Q En plus de célébrer les 100 ans du Canadien, on célèbre aussi les 10 ans de Saku Koivu à titre de capitaine. Il rejoint Jean Béliveau pour le plus long règne de l'histoire de l'équipe. Comment réagissez-vous au fait qu'un Finlandais qui ne parle pas français supplantera bientôt le grand Jean Béliveau ?

R Je trouve ça extraordinaire, car ça reflète ce que la ligue est devenue. En plus, je considère que Saku n'a jamais reçu le crédit qu'il mérite à titre de capitaine. Il a traversé des épreuves personnelles, mais il a aussi traversé des années difficiles pour l'équipe. Je pense que le fait qu'il ne parle pas français lui a nui beaucoup. Mais les gens doivent comprendre la réalité du hockey d'aujourd'hui. Bob (Gainey) et Larry (Robinson) ont appris le français parce que tout, ou presque, se passait en français dans le vestiaire. L'arrivée des Européens et des Américains a fait basculer la langue de travail vers l'anglais. Saku a appris la langue de travail. Je ne comprends pas qu'on puisse lui en vouloir pour ça et j'espère que ça ne ternira pas tout ce qu'il a fait et fait encore pour notre équipe.

Q Qui est le meilleur attaquant de la LNH ?

R (Après une longue hésitation) Il y a un groupe de joueurs d'élite qui sont à peu près tous au même niveau.
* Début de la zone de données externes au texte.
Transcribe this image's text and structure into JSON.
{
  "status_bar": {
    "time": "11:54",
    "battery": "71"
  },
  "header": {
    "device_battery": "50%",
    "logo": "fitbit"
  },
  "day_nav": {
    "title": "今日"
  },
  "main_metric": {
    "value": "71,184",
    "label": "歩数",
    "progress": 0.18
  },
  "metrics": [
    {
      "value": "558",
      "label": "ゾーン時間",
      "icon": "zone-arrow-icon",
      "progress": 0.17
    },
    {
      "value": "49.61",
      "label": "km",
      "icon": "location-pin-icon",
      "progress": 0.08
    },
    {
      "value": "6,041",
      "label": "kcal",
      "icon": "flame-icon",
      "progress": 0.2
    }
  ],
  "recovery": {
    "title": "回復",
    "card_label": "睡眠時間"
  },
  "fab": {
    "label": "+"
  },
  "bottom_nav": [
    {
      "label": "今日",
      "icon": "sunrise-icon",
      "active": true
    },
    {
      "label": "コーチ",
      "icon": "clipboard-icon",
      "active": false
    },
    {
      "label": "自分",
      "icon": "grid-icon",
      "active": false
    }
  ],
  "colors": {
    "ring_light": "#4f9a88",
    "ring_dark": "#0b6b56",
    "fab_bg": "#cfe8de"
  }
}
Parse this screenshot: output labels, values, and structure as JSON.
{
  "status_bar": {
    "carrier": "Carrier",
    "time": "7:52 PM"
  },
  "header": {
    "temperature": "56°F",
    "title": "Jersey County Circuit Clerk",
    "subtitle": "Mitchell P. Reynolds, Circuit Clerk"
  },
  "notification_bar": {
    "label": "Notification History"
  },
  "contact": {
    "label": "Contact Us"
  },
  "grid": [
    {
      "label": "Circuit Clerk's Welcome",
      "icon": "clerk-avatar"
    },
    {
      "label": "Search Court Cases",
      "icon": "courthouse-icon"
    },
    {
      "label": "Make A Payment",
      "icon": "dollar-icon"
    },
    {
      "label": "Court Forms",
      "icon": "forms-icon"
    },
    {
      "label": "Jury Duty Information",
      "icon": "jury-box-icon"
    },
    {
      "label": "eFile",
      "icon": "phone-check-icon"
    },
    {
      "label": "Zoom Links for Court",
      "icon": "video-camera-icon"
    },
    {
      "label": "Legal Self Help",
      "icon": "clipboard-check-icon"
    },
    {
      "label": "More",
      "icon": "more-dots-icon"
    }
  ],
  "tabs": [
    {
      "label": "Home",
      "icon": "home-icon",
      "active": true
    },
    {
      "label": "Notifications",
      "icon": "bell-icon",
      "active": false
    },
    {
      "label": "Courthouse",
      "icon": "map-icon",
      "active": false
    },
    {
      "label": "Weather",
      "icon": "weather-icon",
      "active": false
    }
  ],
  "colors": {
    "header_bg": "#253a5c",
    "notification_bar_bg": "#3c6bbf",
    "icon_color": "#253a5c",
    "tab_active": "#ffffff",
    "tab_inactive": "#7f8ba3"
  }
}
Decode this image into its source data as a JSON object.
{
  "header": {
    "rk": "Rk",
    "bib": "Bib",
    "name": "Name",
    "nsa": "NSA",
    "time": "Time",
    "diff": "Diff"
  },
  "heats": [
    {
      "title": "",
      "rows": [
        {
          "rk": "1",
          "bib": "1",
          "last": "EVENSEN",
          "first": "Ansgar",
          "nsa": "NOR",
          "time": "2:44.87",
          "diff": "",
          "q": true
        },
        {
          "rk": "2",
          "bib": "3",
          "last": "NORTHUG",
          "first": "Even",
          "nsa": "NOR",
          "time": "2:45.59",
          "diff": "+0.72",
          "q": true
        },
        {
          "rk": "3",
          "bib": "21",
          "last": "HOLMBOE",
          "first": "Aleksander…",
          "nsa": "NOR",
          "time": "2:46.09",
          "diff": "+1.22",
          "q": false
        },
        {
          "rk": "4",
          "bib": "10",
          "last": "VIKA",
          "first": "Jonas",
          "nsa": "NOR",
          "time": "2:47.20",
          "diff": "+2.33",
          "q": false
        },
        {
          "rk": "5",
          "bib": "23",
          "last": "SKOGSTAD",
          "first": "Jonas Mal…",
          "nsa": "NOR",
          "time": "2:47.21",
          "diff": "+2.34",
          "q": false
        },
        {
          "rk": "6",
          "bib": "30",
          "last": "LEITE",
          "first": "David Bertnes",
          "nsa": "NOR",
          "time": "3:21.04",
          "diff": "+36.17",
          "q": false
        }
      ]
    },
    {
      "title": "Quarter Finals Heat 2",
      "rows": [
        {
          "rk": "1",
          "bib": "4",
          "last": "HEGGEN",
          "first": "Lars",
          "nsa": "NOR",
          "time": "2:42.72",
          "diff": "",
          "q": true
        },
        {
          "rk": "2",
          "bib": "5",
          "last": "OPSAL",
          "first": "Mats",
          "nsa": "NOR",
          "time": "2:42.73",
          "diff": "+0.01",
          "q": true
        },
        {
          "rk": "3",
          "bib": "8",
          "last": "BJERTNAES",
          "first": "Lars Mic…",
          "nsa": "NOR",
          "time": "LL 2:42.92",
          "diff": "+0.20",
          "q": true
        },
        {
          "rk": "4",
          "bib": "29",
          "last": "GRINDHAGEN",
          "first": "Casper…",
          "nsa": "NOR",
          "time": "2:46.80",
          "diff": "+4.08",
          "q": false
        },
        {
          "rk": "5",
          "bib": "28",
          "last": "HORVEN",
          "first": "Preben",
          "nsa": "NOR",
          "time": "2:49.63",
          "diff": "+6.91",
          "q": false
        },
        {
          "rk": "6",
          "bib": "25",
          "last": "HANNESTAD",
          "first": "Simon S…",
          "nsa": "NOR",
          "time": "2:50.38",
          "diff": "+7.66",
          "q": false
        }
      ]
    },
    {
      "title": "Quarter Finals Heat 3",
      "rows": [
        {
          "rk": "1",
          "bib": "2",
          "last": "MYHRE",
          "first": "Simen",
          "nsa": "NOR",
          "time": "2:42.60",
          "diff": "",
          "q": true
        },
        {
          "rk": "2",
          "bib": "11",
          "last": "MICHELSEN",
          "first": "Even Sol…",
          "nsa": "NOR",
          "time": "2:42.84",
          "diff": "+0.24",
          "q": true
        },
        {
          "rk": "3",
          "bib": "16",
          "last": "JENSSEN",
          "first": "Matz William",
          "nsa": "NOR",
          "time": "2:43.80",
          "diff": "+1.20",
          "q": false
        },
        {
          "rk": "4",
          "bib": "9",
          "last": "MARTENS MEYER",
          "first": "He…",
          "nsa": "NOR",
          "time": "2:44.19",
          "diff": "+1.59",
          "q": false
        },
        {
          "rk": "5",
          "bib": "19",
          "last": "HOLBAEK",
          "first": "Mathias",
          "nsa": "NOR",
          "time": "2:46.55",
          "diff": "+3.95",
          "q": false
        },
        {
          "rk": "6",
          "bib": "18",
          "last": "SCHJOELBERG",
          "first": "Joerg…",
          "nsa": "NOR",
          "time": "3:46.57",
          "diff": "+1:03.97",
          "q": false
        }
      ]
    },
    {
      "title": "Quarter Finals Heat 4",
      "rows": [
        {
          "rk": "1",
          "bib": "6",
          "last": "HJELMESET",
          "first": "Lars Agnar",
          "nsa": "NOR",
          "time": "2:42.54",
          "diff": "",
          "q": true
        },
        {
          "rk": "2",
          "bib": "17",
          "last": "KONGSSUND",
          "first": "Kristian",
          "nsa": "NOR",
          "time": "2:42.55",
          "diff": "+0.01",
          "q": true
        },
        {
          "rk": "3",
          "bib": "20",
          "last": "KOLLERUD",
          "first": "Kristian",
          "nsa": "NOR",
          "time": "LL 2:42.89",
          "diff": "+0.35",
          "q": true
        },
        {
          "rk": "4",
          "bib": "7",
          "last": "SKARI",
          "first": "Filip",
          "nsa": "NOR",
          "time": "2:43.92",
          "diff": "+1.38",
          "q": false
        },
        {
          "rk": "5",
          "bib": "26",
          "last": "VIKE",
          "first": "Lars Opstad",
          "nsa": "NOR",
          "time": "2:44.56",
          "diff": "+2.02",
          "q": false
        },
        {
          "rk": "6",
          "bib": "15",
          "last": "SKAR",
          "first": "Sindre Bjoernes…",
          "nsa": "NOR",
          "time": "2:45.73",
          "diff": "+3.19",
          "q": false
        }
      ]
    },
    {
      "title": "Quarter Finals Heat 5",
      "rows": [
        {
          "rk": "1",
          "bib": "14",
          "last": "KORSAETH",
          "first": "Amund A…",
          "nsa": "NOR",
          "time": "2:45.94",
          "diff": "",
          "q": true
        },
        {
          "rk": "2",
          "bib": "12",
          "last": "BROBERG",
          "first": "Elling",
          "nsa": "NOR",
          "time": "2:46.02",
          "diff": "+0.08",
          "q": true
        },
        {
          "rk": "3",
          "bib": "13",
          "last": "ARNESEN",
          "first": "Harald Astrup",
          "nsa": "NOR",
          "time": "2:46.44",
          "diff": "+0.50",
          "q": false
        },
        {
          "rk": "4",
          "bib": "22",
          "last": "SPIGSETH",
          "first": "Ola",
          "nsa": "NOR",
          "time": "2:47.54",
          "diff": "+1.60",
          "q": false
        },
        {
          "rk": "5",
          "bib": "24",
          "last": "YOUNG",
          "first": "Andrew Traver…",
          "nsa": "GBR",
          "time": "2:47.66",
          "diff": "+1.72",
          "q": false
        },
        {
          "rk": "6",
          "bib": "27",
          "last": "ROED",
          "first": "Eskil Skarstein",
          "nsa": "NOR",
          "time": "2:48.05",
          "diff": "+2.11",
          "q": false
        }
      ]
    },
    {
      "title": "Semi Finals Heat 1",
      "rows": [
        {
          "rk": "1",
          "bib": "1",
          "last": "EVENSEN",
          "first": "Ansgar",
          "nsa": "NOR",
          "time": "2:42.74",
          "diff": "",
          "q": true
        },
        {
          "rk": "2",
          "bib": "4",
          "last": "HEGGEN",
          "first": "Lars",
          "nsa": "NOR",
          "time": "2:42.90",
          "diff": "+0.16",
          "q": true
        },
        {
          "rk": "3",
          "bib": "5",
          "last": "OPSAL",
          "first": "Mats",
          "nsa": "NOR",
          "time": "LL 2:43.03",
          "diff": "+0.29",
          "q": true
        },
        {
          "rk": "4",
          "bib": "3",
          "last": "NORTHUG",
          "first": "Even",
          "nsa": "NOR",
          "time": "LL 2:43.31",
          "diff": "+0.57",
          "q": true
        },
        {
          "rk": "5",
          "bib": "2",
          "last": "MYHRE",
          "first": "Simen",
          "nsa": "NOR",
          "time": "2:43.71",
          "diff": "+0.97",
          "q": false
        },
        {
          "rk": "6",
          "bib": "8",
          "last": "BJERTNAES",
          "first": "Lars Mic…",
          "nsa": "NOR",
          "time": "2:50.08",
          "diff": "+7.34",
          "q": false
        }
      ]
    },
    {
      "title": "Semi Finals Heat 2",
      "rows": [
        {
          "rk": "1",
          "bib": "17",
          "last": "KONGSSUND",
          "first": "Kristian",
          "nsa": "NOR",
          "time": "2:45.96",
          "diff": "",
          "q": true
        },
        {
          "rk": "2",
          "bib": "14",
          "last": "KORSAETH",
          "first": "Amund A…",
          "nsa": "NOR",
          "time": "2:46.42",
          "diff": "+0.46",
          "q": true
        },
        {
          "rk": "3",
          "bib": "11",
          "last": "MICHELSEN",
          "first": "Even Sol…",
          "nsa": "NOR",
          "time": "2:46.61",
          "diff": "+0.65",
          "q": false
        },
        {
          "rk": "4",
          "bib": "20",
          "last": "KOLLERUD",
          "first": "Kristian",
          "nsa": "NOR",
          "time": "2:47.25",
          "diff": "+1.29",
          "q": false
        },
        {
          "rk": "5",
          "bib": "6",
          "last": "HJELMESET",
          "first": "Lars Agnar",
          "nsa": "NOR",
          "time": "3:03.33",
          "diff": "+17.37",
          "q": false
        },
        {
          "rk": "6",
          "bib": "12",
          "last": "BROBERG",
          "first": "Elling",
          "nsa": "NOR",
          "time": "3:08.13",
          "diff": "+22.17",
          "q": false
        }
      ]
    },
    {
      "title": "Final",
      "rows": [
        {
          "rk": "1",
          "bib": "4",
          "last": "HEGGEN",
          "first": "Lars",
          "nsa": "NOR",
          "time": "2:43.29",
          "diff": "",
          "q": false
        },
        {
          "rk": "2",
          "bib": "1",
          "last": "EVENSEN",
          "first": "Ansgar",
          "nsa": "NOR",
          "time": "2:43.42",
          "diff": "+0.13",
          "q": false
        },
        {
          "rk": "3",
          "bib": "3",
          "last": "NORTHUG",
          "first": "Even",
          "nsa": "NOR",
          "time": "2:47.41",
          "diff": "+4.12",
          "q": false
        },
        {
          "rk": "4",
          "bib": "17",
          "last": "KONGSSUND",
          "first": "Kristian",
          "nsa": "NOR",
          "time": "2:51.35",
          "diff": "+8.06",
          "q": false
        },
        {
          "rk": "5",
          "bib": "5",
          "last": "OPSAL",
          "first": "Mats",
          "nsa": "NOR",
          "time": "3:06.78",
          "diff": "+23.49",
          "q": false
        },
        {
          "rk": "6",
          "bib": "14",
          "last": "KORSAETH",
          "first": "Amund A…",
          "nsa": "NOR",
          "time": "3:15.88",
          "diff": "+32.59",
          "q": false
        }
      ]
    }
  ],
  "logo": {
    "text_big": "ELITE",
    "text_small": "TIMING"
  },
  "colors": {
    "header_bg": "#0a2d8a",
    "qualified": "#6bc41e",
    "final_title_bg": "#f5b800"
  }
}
Mais dans ce groupe, je choisirais Alexander Ovechkin (Capitals de Washington) en raison de sa passion du jeu, de son désir de vaincre.

Q Qui est le meilleur défenseur du circuit ?

R J'ai un parti pris parce qu'il joue pour moi. Mais justement parce que je le vois tous les jours, j'ai de la difficulté à trouver un meilleur défenseur qu'Andreï Markov en ce moment.

Q Et le gardien ?

R Celle-là est facile. Martin Brodeur est encore pour moi le meilleur des meilleurs. Je regardais le match contre les Stars mercredi et je n'en revenais pas de voir les arrêts que Martin réalisait. Il est renversant. Et le pire, c'est qu'il va nous impressionner comme ça encore pendant un bon moment.

Q Est-ce que Guy Carbonneau sera un jour congédié ou est-ce qu'il partira avant de subir cet affront ?

R J'ai eu la chance de raccrocher mes patins sans me le faire imposer. Dans un monde idéal, ma carrière de coach se terminera de la même façon. Je regarde des gars comme Barry Trotz (Nashville) et Lindy Ruff (Buffalo) et je me dis qu'il y a encore moyen aujourd'hui de passer 10 ans ou plus à la barre de la même équipe. J'ai 48 ans et je ne crois pas que je serai encore coach à 65 ans. Mais j'espère l'être encore longtemps. S'il arrive quelque chose et que je perds mon job, je rentrerai à la maison et j'irai m'occuper de mes petits-enfants. Mais pour le moment, il y a un autre groupe de jeunes dont je dois m'occuper...

Q La population canadienne vient d'élire un deuxième gouvernement conservateur minoritaire. Les Américains éliront un nouveau président le 4 novembre. Le tour du Québec et des Québécois viendra avant longtemps. La politique vous intéresse-t-elle ?

R Le sujet m'intéresse, mais la politique partisane, non. Je pense que c'est plus par concours de circonstances qu'autre chose. Depuis que je suis dans le hockey, on dirait que les élections tombent toujours en début de saison ou en séries éliminatoires. Deux moments où tu es totalement consacré à ton sport. L'intérêt est là. Un peu. Mais je n'ai jamais pris les moyens nécessaires pour m'y intéresser sérieusement.

Biographie

Guy Carbonneau est né à Sept-Îles, le 18 mars 1960. Il est devenu le 28e entraîneur-chef de l'histoire du Canadien le 5 mai 2006, après avoir été brièvement entraîneur associé.

Il a connu une carrière de 19 ans dans la Ligue nationale de hockey, dont 13 avec le Canadien de Montréal et le reste avec les Blues de Saint-Louis et les Stars de Dallas.

Au cours de sa carrière dans la LNH, Guy Carbonneau a compté 260 buts et fait 403 passes.